Amazon VPCでELBとNATを使ってよりセキュアな環境を作る【5日目】
公開するサーバはセキュリティを特に強化する
ELBを介してEC2インスタンスのWebアプリにアクセスするとき、ELB以外からのアクセスを拒否したくなります。また、公開IPアドレス自体も持ちたくありません。公開IPを持たせたくないということでVPCを前提に考えます。そして、ELBをパブリックサブネットに置いて、EC2をプライベートサブネットにすることで実現できます。今回は、VPCを使ってELBとNATインスタンスを使ったセキュアな環境を構築したいと思います。
VPCとELB
ELBとAutoScalingが連携できることは知られていますが、VPC内でも使うことができます。 VPC内のELBのテクニックとして、ELB自体をパブリックサブネットに置いてEC2をプライベートサブネットにおくことがあります。ELBがリバースプロキシとして働いて、EC2はELBからのHTTPインバウンドのみ受け付けるのです。
インターネットへの通信はNATを経由する
ブライベートサブネットのEC2インスタンスをインターネットと通信させるために、NATインスタンスをパブリックサブネット内に用意します。
さて、プライベートサブネット内のインスタンスがNATを経由してインターネットと通信するために必要なことをいくつか挙げたいと思います。
NATインスタンスを起動します。これは、インスタンスを新規に立ち上げる際に「コミュニティAMI」からVPC用NATのAMIを指定することで実現できます。
また、起動したNATインスタンスのDest CheckをDisableに設定します。これは、EC2インスタンスのデフォルト動作として自分を宛て先としない通信を破棄してしまうためです。
ルーティングを設定する
プライベートサブネット内のインスタンスがインターネットとアクセスするためには、ルーティングを設定する必要があります。VPCは、ルーティングの設定をすることができますので記述しましょう。
パブリックサブネットのルーティングです。igw-XXXXXXXXはインターネットゲートウェイを指しています。
プライベートサブネットのルーティングです。eni-XXXXXXXX / i-XXXXXXXXは、NATインスタンスを指しています。外部アドレスが指定されるとNATを行くように設定しています。
NATインスタンスにEIPを割り当てる
NATインスタンスに限らず、あるインスタンスがインターネットとやり取りするためには、接続元となるIPアドレスを指定する必要があります。

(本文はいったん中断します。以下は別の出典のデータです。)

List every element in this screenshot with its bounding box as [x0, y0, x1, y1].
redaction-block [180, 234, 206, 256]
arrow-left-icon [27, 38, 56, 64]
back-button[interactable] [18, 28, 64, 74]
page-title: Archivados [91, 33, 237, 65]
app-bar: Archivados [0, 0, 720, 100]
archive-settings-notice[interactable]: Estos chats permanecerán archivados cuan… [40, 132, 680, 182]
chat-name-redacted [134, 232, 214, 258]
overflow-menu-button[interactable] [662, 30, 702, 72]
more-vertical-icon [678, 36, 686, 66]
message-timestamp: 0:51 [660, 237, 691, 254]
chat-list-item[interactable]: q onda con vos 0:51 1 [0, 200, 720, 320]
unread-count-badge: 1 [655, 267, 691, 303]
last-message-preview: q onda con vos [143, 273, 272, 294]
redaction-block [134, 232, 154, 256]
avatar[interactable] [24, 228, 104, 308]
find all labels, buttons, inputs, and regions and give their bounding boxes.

プライベートサブネットのインスタンスがインターネットとやり取りする際にも同様です。NATインスタンスはプライベートサブネットのインスタンスに代わって通信しますので、NATインスタンスにEIPが必要になります。
ELBのセキュリティグループを設定する
ELBにもセキュリティグループを設定できますので、インバウンドの制御として80番のみ許可し、アウトバウンドとしてEC2が所属するセキュリティグループのみを許可します。
インバウンドは80と443をインターネットから許可します。443はSSL Terminationしているとします。

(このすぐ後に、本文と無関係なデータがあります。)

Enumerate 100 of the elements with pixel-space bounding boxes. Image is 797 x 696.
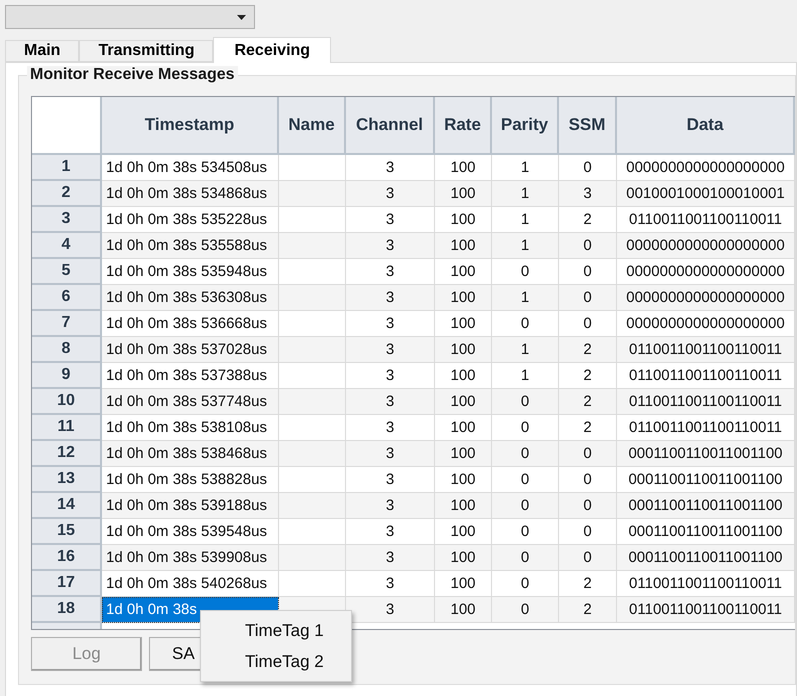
table-cell [279,337,346,363]
table-cell: 0010001000100010001 [617,181,795,207]
row-header[interactable]: 5 [32,259,102,285]
table-cell: 1d 0h 0m 38s 534868us [102,181,279,207]
table-cell: 3 [559,181,617,207]
row-header[interactable]: 3 [32,207,102,233]
table-cell: 1d 0h 0m 38s 537388us [102,363,279,389]
row-header[interactable]: 7 [32,311,102,337]
table-cell: 0 [492,259,559,285]
row-header[interactable]: 14 [32,493,102,519]
table-cell [279,545,346,571]
table-cell [279,155,346,181]
row-header[interactable]: 1 [32,155,102,181]
table-cell: 0 [492,415,559,441]
table-cell: 3 [346,389,435,415]
table-cell: 0000000000000000000 [617,311,795,337]
table-cell: 100 [435,207,492,233]
table-cell: 1d 0h 0m 38s 539548us [102,519,279,545]
table-cell: 1d 0h 0m 38s 537748us [102,389,279,415]
table-cell: 0 [559,441,617,467]
table-cell: 3 [346,597,435,623]
row-header[interactable]: 10 [32,389,102,415]
table-cell [279,389,346,415]
table-cell: 0 [559,467,617,493]
row-header[interactable]: 18 [32,597,102,623]
table-cell: 0 [492,467,559,493]
table-cell: 100 [435,571,492,597]
table-cell: 3 [346,233,435,259]
table-cell: 100 [435,545,492,571]
row-header[interactable]: 12 [32,441,102,467]
table-cell: 1d 0h 0m 38s 539908us [102,545,279,571]
table-cell: 0001100110011001100 [617,519,795,545]
menu-item[interactable]: TimeTag 2 [201,646,351,677]
table-cell: 0 [559,493,617,519]
table-cell: 100 [435,285,492,311]
column-header[interactable]: Timestamp [102,97,279,155]
table-cell: 0000000000000000000 [617,233,795,259]
tab[interactable]: Main [5,40,80,62]
row-header[interactable]: 11 [32,415,102,441]
table-cell: 100 [435,337,492,363]
table-cell: 100 [435,597,492,623]
table-cell: 0 [492,545,559,571]
row-header[interactable]: 13 [32,467,102,493]
table-cell: 3 [346,415,435,441]
table-cell: 3 [346,311,435,337]
table-cell: 0000000000000000000 [617,259,795,285]
table-cell: 0 [559,519,617,545]
table-cell: 100 [435,155,492,181]
column-header[interactable]: Name [279,97,346,155]
table-cell: 1d 0h 0m 38s 538468us [102,441,279,467]
table-cell: 100 [435,311,492,337]
table-cell: 1d 0h 0m 38s 537028us [102,337,279,363]
row-header[interactable]: 9 [32,363,102,389]
table-cell [279,519,346,545]
table-cell [279,233,346,259]
table-cell: 0 [492,493,559,519]
table-cell [279,181,346,207]
table-cell: 1 [492,181,559,207]
table-cell: 2 [559,571,617,597]
corner-cell[interactable] [32,97,102,155]
column-header[interactable]: Rate [435,97,492,155]
table-cell: 0001100110011001100 [617,545,795,571]
table-cell: 100 [435,259,492,285]
table-cell: 3 [346,519,435,545]
column-header[interactable]: SSM [559,97,617,155]
table-cell: 1 [492,233,559,259]
table-cell: 3 [346,493,435,519]
table-cell: 1d 0h 0m 38s 538828us [102,467,279,493]
table-cell: 1d 0h 0m 38s 536668us [102,311,279,337]
table-cell: 100 [435,415,492,441]
column-header[interactable]: Data [617,97,795,155]
table-cell: 3 [346,155,435,181]
column-header[interactable]: Channel [346,97,435,155]
tab[interactable]: Receiving [213,37,332,63]
table-cell: 100 [435,467,492,493]
table-cell [279,363,346,389]
table-cell: 0110011001100110011 [617,415,795,441]
table-cell: 3 [346,285,435,311]
table-cell: 0 [559,233,617,259]
table-cell [279,285,346,311]
table-cell: 0 [559,285,617,311]
table-cell: 0110011001100110011 [617,363,795,389]
column-header[interactable]: Parity [492,97,559,155]
caret-icon [237,14,246,20]
row-header[interactable]: 16 [32,545,102,571]
table-cell: 0000000000000000000 [617,155,795,181]
row-header[interactable]: 2 [32,181,102,207]
table-cell: 3 [346,207,435,233]
table-cell: 0110011001100110011 [617,597,795,623]
table-cell: 1d 0h 0m 38s 536308us [102,285,279,311]
row-header[interactable]: 17 [32,571,102,597]
row-header[interactable]: 15 [32,519,102,545]
combo-box[interactable] [5,5,255,29]
table-cell: 100 [435,181,492,207]
row-header[interactable]: 6 [32,285,102,311]
row-header[interactable]: 8 [32,337,102,363]
tab[interactable]: Transmitting [79,40,214,62]
table-cell: 0 [492,519,559,545]
table-cell: 100 [435,363,492,389]
row-header[interactable]: 4 [32,233,102,259]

アウトバウンドは80をWebサーバの所属するセキュリティグループへ許可します。
Webサーバのセキュリティグループを設定する
ELBから呼ばれるWebサーバの所属するセキュリティグループの設定を見てみます。
インバウンドはELBの所属するセキュリティグループからの80のみ受け付けます。
アウトバウンドはNATインスタンスの所属するセキュリティグループのみ許可します。
全体のネットワークをおさらいする
OnDemand NATパターン
NATはプライベートサブネットのインスタンスがアウトバウンド通信するときに必要なので、アウトバウンドさせたくないときはNATインスタンスをSTOPしておけばOKです。必要なときだけNATを立てるので、オンデマンドNATです。
まとめ
VPCを使うことによって、インターネットにアドレスを公開しないプライベートなネットワークを組み、外部からアクセスされないサーバを立てることができます。また、サブネット、ルーティング、セキュリティグループ、NAT等を用いることによってセキュリティを維持したまま必要なサービスのみインターネットに公開することもできます。ここまでくると普通にデータセンターでラックを組んでスイッチやルータの設定をしている感じがします。今回は紹介しませんでしたが、ネットワークACLを使うことによってステートレスなパケットの流れを制御することもでき、必要なものは大体揃っています。AWSはセミナーやイベントでセキュリティという言葉を続けて3回繰り返すほど、強固かつ柔軟な設定をすることができるようになっています。クラウドは危険だという都市伝説は忘れて、セキュアなプラットフォームを安価に直ぐ使うならクラウドしかないぐらいの勢いで使いましょう。